Стихотворение. Перевод с итальянского и вступление Петра Епифанова
Опубликовано в журнале Иностранная литература, номер 5, 2015
ДИАЛОГ СКВОЗЬ ВОЙНУ И СМЕРТЬ
Есть женщины, сырой земле родные.
И каждый шаг их — гулкое рыданье,
Сопровождать воскресших и впервые
Приветствовать умерших — их призванье.
О.
Мандельштам, 1937
И мировосприятие, и художественный язык Витторио Серени (1913-1983)[1] сложились задолго до первых поэтических опытов, в раннем детстве, а развивались — памятью о нем. Отец Витторио служил начальником таможни на приграничной железнодорожной станции. Луино, городок у отрогов Альп, на берегах узкого северного рукава Лаго Маджоре, — железнодорожные ворота Италии для стран Центральной и Северной Европы. На вагонах поездов, изо дня в день в определенные часы проходивших через Луино, читались названия более чем половины европейских столиц. Такие скромные предметы, как сетка расписания и стрелка вокзальных часов, имели волшебную власть соединять ритмы детской жизни, воображения, игр, снов и мечтаний Витторио с ритмами далеких блестящих городов. Мальчику из семьи, условно говоря, «станционного смотрителя», кажется, было предопределено иметь особые отношения с пространством и временем. Именно из полусознательного детского опыта он вынесет то острое и индивидуальное чувство вовлеченности в историческое пространство и время Европы, которое на всю жизнь останется характерной, отличительной чертой его поэзии.
Важным этапом в интеллектуальном и эстетическом развитии Серени явилось обучение на философском факультете Миланского университета, в семинаре по эстетике профессора Антонио Банфи. Этот семинар в 1930-е годы оставался одним из немногих непогашенных очагов свободной мысли в Италии. После войны ученики Банфи встали в первом ряду гуманитарных деятелей страны: философы, социологи, писатели, литературные критики, публицисты, педагоги. Крепкие связи среди «банфиан» (в истории итальянского ХХ века это слово является термином) позволили Серени сделать успешную карьеру — в течение многих лет он являлся главным литературным редактором крупнейшего издательства «Мондадори».
Одно из значительных обстоятельств «банфианского» периода жизни Серени — дружба с соученицей по семинару, поэтессой Антонией Поцци. Если Витторио видел в творчестве, помимо прочего, способ обрести место в обществе, то для Антонии поэзия была сокровенным служением, «исповеданием», реализацией особой религии как связи, единства всего со всем. Поэзии, по ее мысли, подобало собирать и возвращать все явления природы и культуры, будущего (в мистически ощущаемом ею призвании материнства) и прошлого (умерших) к единому исконному животворящему лону.

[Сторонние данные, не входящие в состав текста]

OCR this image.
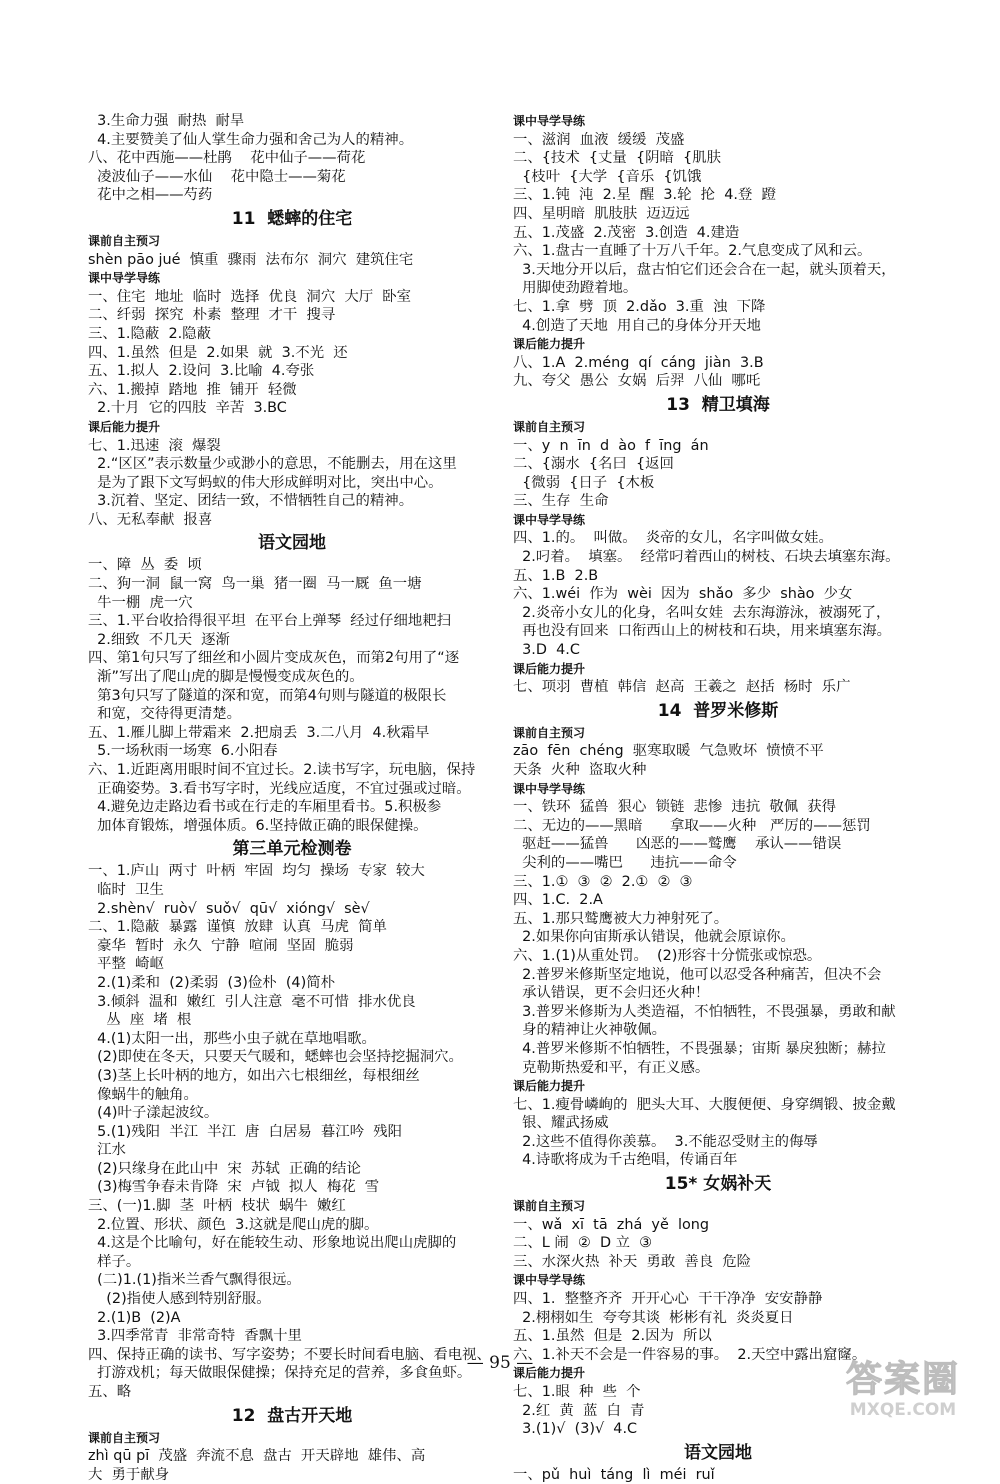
3.生命力强  耐热  耐旱
4.主要赞美了仙人掌生命力强和舍己为人的精神。
八、花中西施——杜鹃    花中仙子——荷花
凌波仙子——水仙    花中隐士——菊花
花中之相——芍药
11  蟋蟀的住宅
课前自主预习
shèn pāo jué  慎重  骤雨  法布尔  洞穴  建筑住宅
课中导学导练
一、住宅  地址  临时  选择  优良  洞穴  大厅  卧室
二、纤弱  探究  朴素  整理  才干  搜寻
三、1.隐蔽  2.隐蔽
四、1.虽然  但是  2.如果  就  3.不光  还
五、1.拟人  2.设问  3.比喻  4.夸张
六、1.搬掉  踏地  推  铺开  轻微
2.十月  它的四肢  辛苦  3.BC
课后能力提升
七、1.迅速  滚  爆裂
2.“区区”表示数量少或渺小的意思，不能删去，用在这里
是为了跟下文写蚂蚁的伟大形成鲜明对比，突出中心。
3.沉着、坚定、团结一致，不惜牺牲自己的精神。
八、无私奉献  报喜
语文园地
一、障  丛  委  顷
二、狗一洞  鼠一窝  鸟一巢  猪一圈  马一厩  鱼一塘
牛一棚  虎一穴
三、1.平台收拾得很平坦  在平台上弹琴  经过仔细地耙扫
2.细致  不几天  逐渐
四、第1句只写了细丝和小圆片变成灰色，而第2句用了“逐
渐”写出了爬山虎的脚是慢慢变成灰色的。
第3句只写了隧道的深和宽，而第4句则与隧道的极限长
和宽，交待得更清楚。
五、1.雁儿脚上带霜来  2.把扇丢  3.二八月  4.秋霜早
5.一场秋雨一场寒  6.小阳春
六、1.近距离用眼时间不宜过长。2.读书写字，玩电脑，保持
正确姿势。3.看书写字时，光线应适度，不宜过强或过暗。
4.避免边走路边看书或在行走的车厢里看书。5.积极参
加体育锻炼，增强体质。6.坚持做正确的眼保健操。
第三单元检测卷
一、1.庐山  两寸  叶柄  牢固  均匀  操场  专家  较大
临时  卫生
2.shèn√  ruò√  suǒ√  qū√  xióng√  sè√
二、1.隐蔽  暴露  谨慎  放肆  认真  马虎  简单
豪华  暂时  永久  宁静  喧闹  坚固  脆弱
平整  崎岖
2.(1)柔和  (2)柔弱  (3)俭朴  (4)简朴
3.倾斜  温和  嫩红  引人注意  毫不可惜  排水优良
丛  座  堵  根
4.(1)太阳一出，那些小虫子就在草地唱歌。
(2)即使在冬天，只要天气暖和，蟋蟀也会坚持挖掘洞穴。
(3)茎上长叶柄的地方，如出六七根细丝，每根细丝
像蜗牛的触角。
(4)叶子漾起波纹。
5.(1)残阳  半江  半江  唐  白居易  暮江吟  残阳
江水
(2)只缘身在此山中  宋  苏轼  正确的结论
(3)梅雪争春未肯降  宋  卢钺  拟人  梅花  雪
三、(一)1.脚  茎  叶柄  枝状  蜗牛  嫩红
2.位置、形状、颜色  3.这就是爬山虎的脚。
4.这是个比喻句，好在能较生动、形象地说出爬山虎脚的
样子。
(二)1.(1)指米兰香气飘得很远。
(2)指使人感到特别舒服。
2.(1)B  (2)A
3.四季常青  非常奇特  香飘十里
四、保持正确的读书、写字姿势；不要长时间看电脑、看电视、
打游戏机；每天做眼保健操；保持充足的营养，多食鱼虾。
五、略
12  盘古开天地
课前自主预习
zhì qū pī  茂盛  奔流不息  盘古  开天辟地  雄伟、高
大  勇于献身
课中导学导练
一、滋润  血液  缓缓  茂盛
二、{技术  {丈量  {阴暗  {肌肤
{枝叶  {大学  {音乐  {饥饿
三、1.钝  沌  2.星  醒  3.轮  抡  4.登  蹬
四、星明暗  肌肢肤  迈迈远
五、1.茂盛  2.茂密  3.创造  4.建造
六、1.盘古一直睡了十万八千年。2.气息变成了风和云。
3.天地分开以后，盘古怕它们还会合在一起，就头顶着天，
用脚使劲蹬着地。
七、1.拿  劈  顶  2.dǎo  3.重  浊  下降
4.创造了天地  用自己的身体分开天地
课后能力提升
八、1.A  2.méng  qí  cáng  jiàn  3.B
九、夸父  愚公  女娲  后羿  八仙  哪吒
13  精卫填海
课前自主预习
一、y  n  īn  d  ào  f  īng  án
二、{溺水  {名曰  {返回
{微弱  {日子  {木板
三、生存  生命
课中导学导练
四、1.的。  叫做。  炎帝的女儿，名字叫做女娃。
2.叼着。  填塞。  经常叼着西山的树枝、石块去填塞东海。
五、1.B  2.B
六、1.wéi  作为  wèi  因为  shǎo  多少  shào  少女
2.炎帝小女儿的化身，名叫女娃  去东海游泳，被溺死了，
再也没有回来  口衔西山上的树枝和石块，用来填塞东海。
3.D  4.C
课后能力提升
七、项羽  曹植  韩信  赵高  王羲之  赵括  杨时  乐广
14  普罗米修斯
课前自主预习
zāo  fēn  chéng  驱寒取暖  气急败坏  愤愤不平
天条  火种  盗取火种
课中导学导练
一、铁环  猛兽  狠心  锁链  悲惨  违抗  敬佩  获得
二、无边的——黑暗      拿取——火种   严厉的——惩罚
驱赶——猛兽      凶恶的——鹫鹰    承认——错误
尖利的——嘴巴      违抗——命令
三、1.①  ③  ②  2.①  ②  ③
四、1.C.  2.A
五、1.那只鹫鹰被大力神射死了。
2.如果你向宙斯承认错误，他就会原谅你。
六、1.(1)从重处罚。  (2)形容十分慌张或惊恐。
2.普罗米修斯坚定地说，他可以忍受各种痛苦，但决不会
承认错误，更不会归还火种！
3.普罗米修斯为人类造福，不怕牺牲，不畏强暴，勇敢和献
身的精神让火神敬佩。
4.普罗米修斯不怕牺牲，不畏强暴；宙斯 暴戾独断；赫拉
克勒斯热爱和平，有正义感。
课后能力提升
七、1.瘦骨嶙峋的  肥头大耳、大腹便便、身穿绸锻、披金戴
银、耀武扬威
2.这些不值得你羡慕。  3.不能忍受财主的侮辱
4.诗歌将成为千古绝唱，传诵百年
15* 女娲补天
课前自主预习
一、wǎ  xī  tā  zhá  yě  long
二、L 闹  ②  D 立  ③
三、水深火热  补天  勇敢  善良  危险
课中导学导练
四、1.  整整齐齐  开开心心  干干净净  安安静静
2.栩栩如生  夸夸其谈  彬彬有礼  炎炎夏日
五、1.虽然  但是  2.因为  所以
六、1.补天不会是一件容易的事。  2.天空中露出窟窿。
课后能力提升
七、1.眼  种  些  个
2.红  黄  蓝  白  青
3.(1)√  (3)√  4.C
语文园地
一、pǔ  huì  táng  lì  méi  ruǐ
— 95 —	答案圈
MXQE.COM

Витторио и Антонию не связывало любовное чувство: у него была возлюбленная, которой предстояло стать его женой, матерью его детей. Но дружба между обоими была весьма интенсивной и горячей. Во всяком случае, так видится из писем Антонии.
«Ты для меня вот что: существо другого пола настолько близкое, что мне кажется, что у меня в венах течет та же кровь, человек, которому можешь смотреть в глаза без смущения, который не стоит над тобой или перед тобой, а рядом, и идет вместе с тобой, по той же равнине» (20 июня 1935).
«Я вижу, что могу сказать тебе все — как самой себе, только той, которая лучше и светлее меня» (16 августа 1935).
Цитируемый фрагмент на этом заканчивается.